Thanks for that–don’t know how I missed it, probably because in the 2/27 article the development school is termed "Jacob Riis Junior High" and among the variety of words I was entering into the search field I think I didn’t quite put in that combo…
Assuming you’ve read, below, the tale of D&R you marveled of course at the Mission Playhouse. What’s especially cool about the Playhouse is that it’s the biggest thing around. Its surroundings are bucolic, if not positively idyllic—and it’s only about twenty-five feet high, and that’s Missiony gabled roofline (ok, a "positive idyll" is hyperbolic and we’re at roughly thirty feet if you want to quibble about the auditorium in back).Â
But now, some characters called TSCP Investment are looking to skew the Mission District landscape, erecting a four-story, block-long condo/hotel/restaurant/retail complex across the street (basically across the street, a little to the NW) which rises in part over sixty feet high. This thing is in direct violation of the City’s Master Plan for the district, but the City was quick to grant them variance. A “variance,” for those of you who don’t know, is a word that means “don’t bother pretending there’s a law, kids, because we can do whatever we want.” That the City would bend over for a developer isn’t so much shameful as it is typical. It’s also a little surprising, in that nearby we’ve seen the erection of the twenty-two unit “Gardens at Mission San Gabriel”, and eleven unit “Mission Villa” project, which include 5,300 sf of retail.
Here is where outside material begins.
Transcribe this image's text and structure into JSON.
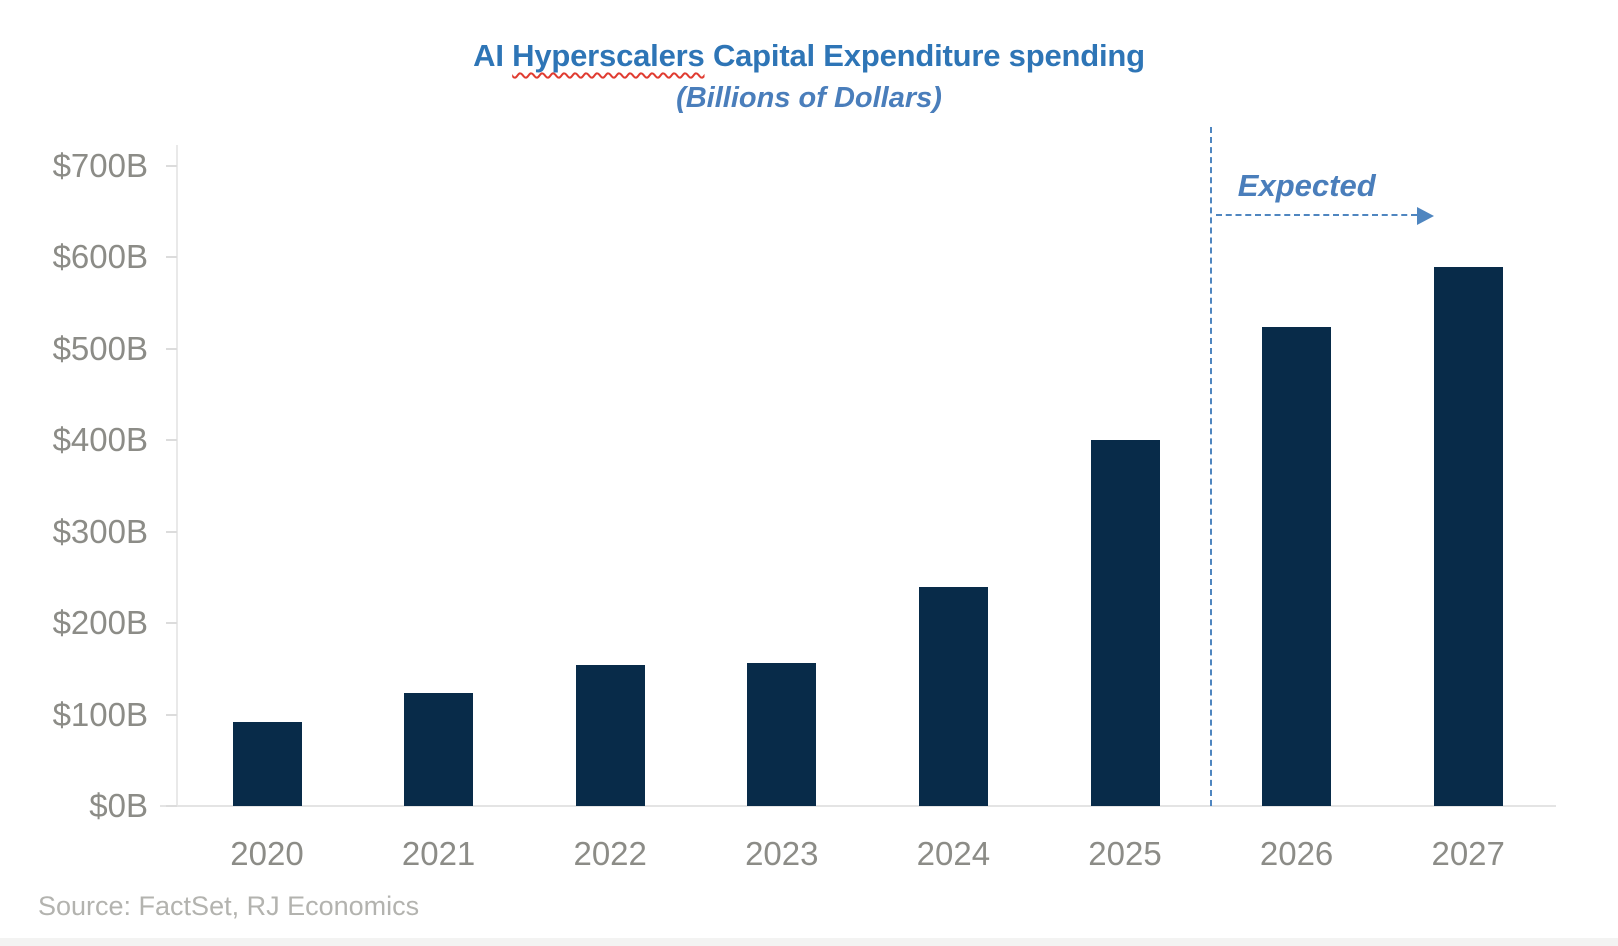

Because this is OBH, I won’t argue environmental impact and that jazz; I’ll just say that, in choosing to ignore City zoning laws (specifically, floor-to-area ratio and height limit codes) and abjure the City Mission District Plan, and push for the historic neighborhood fabric to be negatively impacted (specifically, our friend the Dodd and Richards Mission Playhouse), the City must be taken to task. As much as I’d like to storm Council chambers and start swashbuckling, who’s as young as they used to be? Therefore, please sign this nifty petition found online:
CLICK HERE! SIGN THE PETITION TO PROTECT THE SAN GABRIEL MISSION DISTRICT!
As of this writing, they have 7.3% of the signatures they’re after. Add yours! Tell a friend! Don’t let a Dodd be dwarfed!
Hi there, – Congratulations on your thorough research! I believe we have a Dodd and Williams office building in Long Beach, commissioned by the National Cash Register Co. It is being restored and repurposed for an Art Exchange. Unusual windows, probably plastered over in the 1930s, hint of a Beaux Art or maybe even Spanish facade. Check the SWB&C Oct 24, 1924, in Long Beach Notes. Any additional details you might have will be really appreciated by the non-profit that is restoring the building. I take it D&W did not leave an archive, residing nicely at UCSB?